The Node.js file system module — Reading from a file

Chaya Danzinger
6 min readSep 18, 2018

--

Background

The fs (file system) module acts as an API which allows us to interact with the file system in our code. All the fs operations have synchronous and asynchronous versions, providing us with more flexibility and control related the order and way in which we want the operations to be performed. Because synchronous versions block all processes until they are done, the use of asynchronous versions is recommended for processes where you don't want to block incoming connections or other processes.

Asynchronous versions of the fs operations will always take in a 'completion callback (function)' as the last argument. The arguments passed into the callback will depend on the original operation (and the values it returns upon completion), with the first argument always being reserved for a value representing an error or exception.

fs.open(path.join(__dirname, 'some_file.txt'), 'r', (err, fd) => {             
if (err) return console.log('encountered error...\n' + err);
// ... do something
fs.close(fd, (err) => {
if (err) return console.log('encountered error...\n' + err);
console.log('file successfully opened and closed!');
});
});

As explained above, you can see how the open operation takes in an anonymous callback function as its last argument, with the first argument to the callback function being a value representing a possible error or exception (or null if no error), and the second argument to the callback function being an (optional) return value from the original operation.
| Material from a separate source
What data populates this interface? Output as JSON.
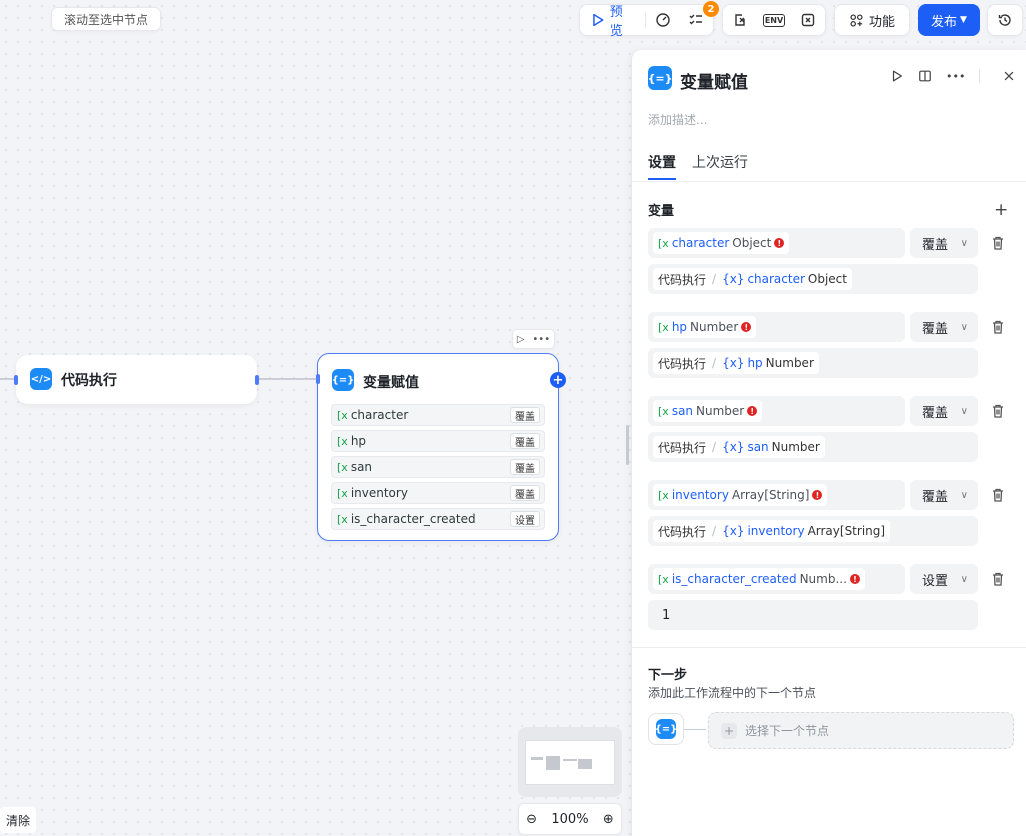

In this case, the original operation was open which returned a file descriptor, and because we want to use the file descriptor within our callback function (with the close operation), that is what we pass in as the second argument.

note: we use the path module instead of manually typing / or \ in specifying the path to file in order to avoid problems that might come up related to platform differences and how path names get interpreted.

Usage

To use the Node.js fs module, type const fs = require('fs'); before your code to obtain access to its methods and classes through the fs (or whatever name given) object variable.

Reading from a file

The file system module provides a number of operations you can choose from to read from a file. The two most seemingly common ways are fs.readFile(path[, options], callback) and fs.read(fd, buffer, offset, length, position, callback).

fs.readFile(path[, options], callback)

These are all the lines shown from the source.